CHESTER HAS MOVED!: Battle of Grozny Study

Thursday, November 11, 2004

Battle of Grozny Study

Many links from Alert Readers tonight. An Alert Reader emails: "I am a former Marine (E-4, 0311 primary, 3/7 Camp LeJune, N.C. ’89-92) Gulf War Vet and I also worked as a war correspondent/TV Producer from 1992 until 1996. During That time I covered most of the fighting in Yugoslavia, Bosnia, Nagorno-Karabagh, Georgia, Afghanistan and Chechnya. "The knocking holes through walls tactic was actually developed during Stalingrad, but was most effectively used recently by the Chechens during the battle of Grozny from Dec. ’94 until Feb.’95.  It would not surprise me if there are some Chechens in Falluja presently, or in fact, had trained these particular Muj prior to the assault on the city. "In fact, all that I have read of late about the Muj’s tactics seems to prove that they are following the exact lessons and tactics that the Chechens used in Grozny in ’94.  Unfortunately, for them….the US Marines are not the Russian Army. I’ll send you a link to the US Army study of the Battle of Grozny that I have somewhere soon, and you may see for yourself." PARAMETERS, US Army War College Quarterly - Summer 1999


Blogger carlee said...

From the Washington Post:

In the industrial area on Fallujah's south side, residents said Thursday that the bodies of 20 foreign fighters had been found outside a truck repair shop, many killed by a single shot to the head. Insurgents native to Fallujah said the foreigners were executed for deserting their positions when the U.S.-led assault on the city began Monday night....

As the new refugees recounted the events of recent days and weeks, a picture of the battle from the insurgents' side began to emerge. Witnesses described an insurgency fractured by distrust and rivalries between locals and foreigners, and visibly shaken by the thunderous U.S. assault.

The foreigners found slain Thursday in southern Fallujah were described as foot soldiers with Monotheism and Jihad, a guerrilla group headed by Jordanian Abu Musab Zarqawi that now calls itself al Qaeda in Iraq. In the plans developed by insurgent leaders for a coordinated defense of the city, Zarqawi's fighters were to man bunkers in two neighborhoods, according to witnesses. Others were to be defended by various Iraqi insurgent groups, including the First Army of Mohammad and Ansar al-Sunna Army.

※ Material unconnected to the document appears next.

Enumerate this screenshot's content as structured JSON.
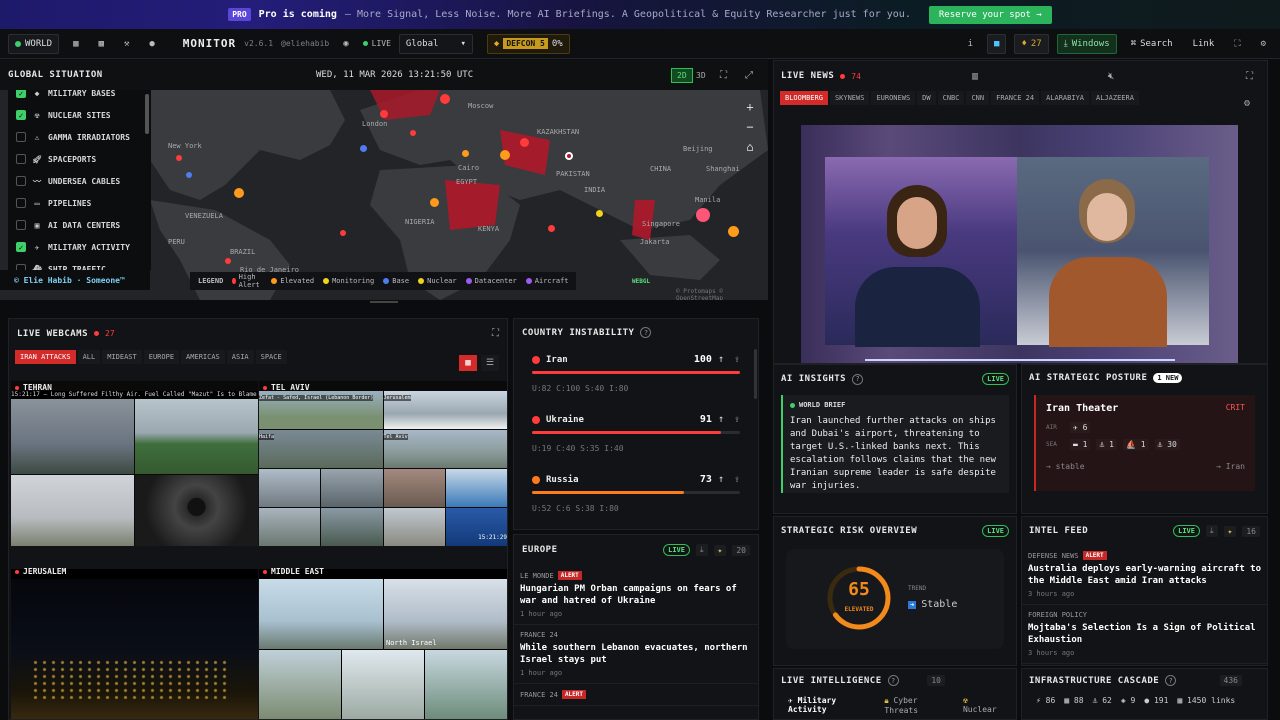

But residents said strains between the local insurgents and the foreigners quickly turned into a deep schism under the intense pressure of the U.S.-led offensive. When a senior Zarqawi commander was found dead of a bullet to the head during the battle, debate ensued over whether he was killed from a distance by a U.S. sniper or at close range by an Iraqi insurgent, residents said.

Residents said everyone in the city, including the insurgents, was stunned by the firepower the Americans brought to the battle. Guerrillas counted 40 armored vehicles approaching their positions as night fell Monday.

The insurgents suffered their worst single loss -- at least 50 dead -- counterattacking U.S. forces who had taken the Rawdha Muhammediya mosque that had served as the insurgency's headquarters, witnesses said. The witnesses said they also counted as many as 10 American bodies.

November 11, 2004 at 7:34 PM  
Blogger PureData said...


US Bodies are evacuated as fast as wounded are. I doubt this story. The press shows its stupidity all the time because it has no knowledge of US SOP.


Chechens? Blackwater thinks Chechens may have hit a team near the Baghdad X in June.

I also read some more AAR on this incident but can't find the report. The Blackwater team leader was a former SEAL officer. They charged the ambush team and got behind it, killing and wounding over 2/3 of the attackers. The three team members that survived were all seriously wounded. Two died during the initial ambush and two more died while providing covering fire.

November 11, 2004 at 8:19 PM  
Blogger PureData said...

Something else - don't know where to put it - but retired USMC COL GI Wilson, an authority on Guerilla Warfare, was recalled to duty in April (?)and went to Iraq in June(?).

You might want to read his papers then compare US tactics pre and post Wilson. It sure seems like we've taken the de-escalation route and let the jihadis do all the heinous, inciteful things that turn the population to us away from them..

"The lessons learned on Somalia, and the 4th Generation Warfare predictions from Col G.I. Wilson, USMC (retired, recalled, and now in Iraq)"

His blog comments and writings stopped in late winter..and then it popped up that he had been recalled.

Someone ought to recall Hackworth and draft Lind, too. Put up or shut up.